Most events in our surroundings can be perceived through multiple sensory modalities. An approaching train, for instance, can be seen, heard, and possibly even felt through vibrations of the ground. These different sensory signals have to be combined into one coherent multimodal percept of the environment. An important cue that is thought to aid the correct combination of information across separate sensory channels is perceived synchrony (Spence & Squire,
2003). In particular, it has been shown that multimodal interactions are strongest when stimuli are presented simultaneously or close in time (within a temporal window of about 100 ms) and get weaker as the temporal discrepancy between stimuli increases (Bresciani, Dammeier, & Ernst,
2006; Fendrich & Corballis,
2001; Morein-Zamir, Soto-Faraco, & Kingstone,
2003; Shams, Kamitani, & Shimojo,
2002). As is most evident in the case of audio-visual stimuli, perceived synchrony and physical synchrony differ considerably: light and sound stimuli not only differ in their physical propagation velocity, but they also have different transduction and processing times (see, i.e., Allison, Matsumiya, Goff, & Goff,
1977; King,
2005; Spence & Squire,
2003).
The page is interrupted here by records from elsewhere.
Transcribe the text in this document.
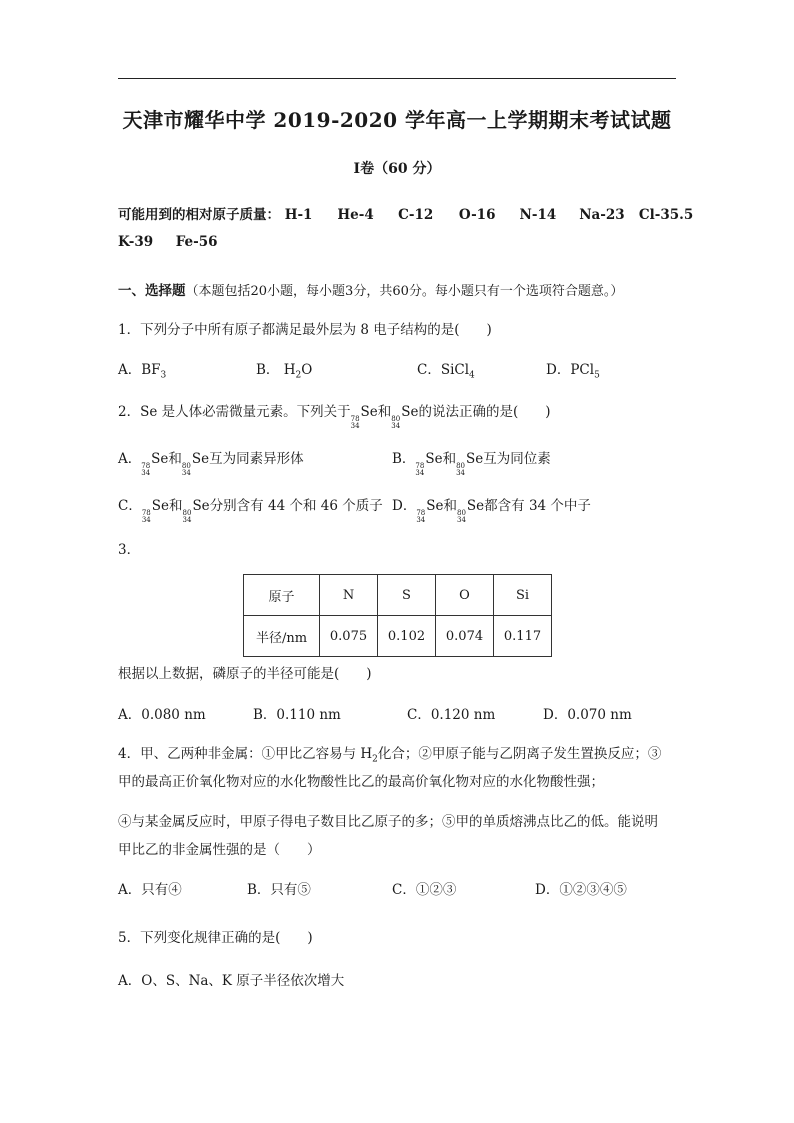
天津市耀华中学 2019-2020 学年高一上学期期末考试试题
Ⅰ卷（60 分）
可能用到的相对原子质量： H-1 He-4 C-12 O-16 N-14 Na-23 Cl-35.5
K-39 Fe-56
一、选择题（本题包括20小题，每小题3分，共60分。每小题只有一个选项符合题意。）
1．下列分子中所有原子都满足最外层为 8 电子结构的是(　　)
A．$BF_3$	B． $H_2O$	C．SiCl$_4$	D．PCl$_5$
2．Se 是人体必需微量元素。下列关于 78
34
Se和 80
34
Se的说法正确的是(　　)
A． 78
34
Se和 80
34
Se互为同素异形体	B． 78
34
Se和 80
34
Se互为同位素
C． 78
34
Se和 80
34
Se分别含有 44 个和 46 个质子 D． 78
34
Se和 80
34
Se都含有 34 个中子
3．
原子	N	S	O	Si
半径/nm	0.075	0.102	0.074	0.117
根据以上数据，磷原子的半径可能是(　　)
A．0.080 nm	B．0.110 nm	C．0.120 nm	D．0.070 nm
4．甲、乙两种非金属：①甲比乙容易与 $H_2$化合；②甲原子能与乙阴离子发生置换反应；③
甲的最高正价氧化物对应的水化物酸性比乙的最高价氧化物对应的水化物酸性强；
④与某金属反应时，甲原子得电子数目比乙原子的多；⑤甲的单质熔沸点比乙的低。能说明
甲比乙的非金属性强的是（　　）
A．只有④	B．只有⑤	C．①②③	D．①②③④⑤
5．下列变化规律正确的是(　　)
A．O、S、Na、K 原子半径依次增大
This difference is captured by measuring the asynchrony necessary to perceive two stimuli to be synchronous, defined as the Point of Subjective Simultaneity (PSS). It has been shown that the PSS for multimodal stimuli can differ significantly depending on the conditions of stimulation (i.e., Zampini, Shore, & Spence,
2003) and it is also affected by adaptation. Evidence for such a flexibility has recently been provided by a host of studies reporting that the perception of temporal order and simultaneity can be recalibrated for audio-visual (Fujisaki, Shimojo, Kashino, & Nishida,
2004; Hanson, Heron, & Whitaker,
2008; Harrar & Harris,
2005,
2008; Heron, Whitaker, McGraw, & Horoshenkov,
2007; Vatakis, Navarra, Soto-Faraco, & Spence,
2007; Vroomen, Keetels, de Gelder, & Bertelson,
2004), audio-tactile (Hanson et al.,
2008), and visual-tactile (Hanson et al.,
2008; Keetels & Vroomen,
2008; Takahashi, Saiki, & Watanabe,
2008) stimuli. The basic paradigm in these studies is to measure observers' perception of cross-modal simultaneity before and after they have been exposed for several minutes to a constant temporal discrepancy between the stimuli in two modalities. The repeated presentation of the same stimulus pair might increase the tendency of the participants to perceive the visual and the auditory signals to be related. In other words, the repeated exposure increases the probability that the two signals were in fact produced by the same external event (“unity assumption,” Welch & Warren,
1980) and were therefore produced in synchrony. In this case, the asynchrony between the signals is likely due to some temporal bias (i.e., the difference in propagation velocity) and its effect should be reduced to a minimum. Consistently, results indicate that after exposure to asynchronous stimuli perception of simultaneity changes such that the asynchrony is perceived to be less. In other words, observers tend to perceptually realign the asynchronous stimuli during exposure. It is not clear, however, how such a recalibration is achieved.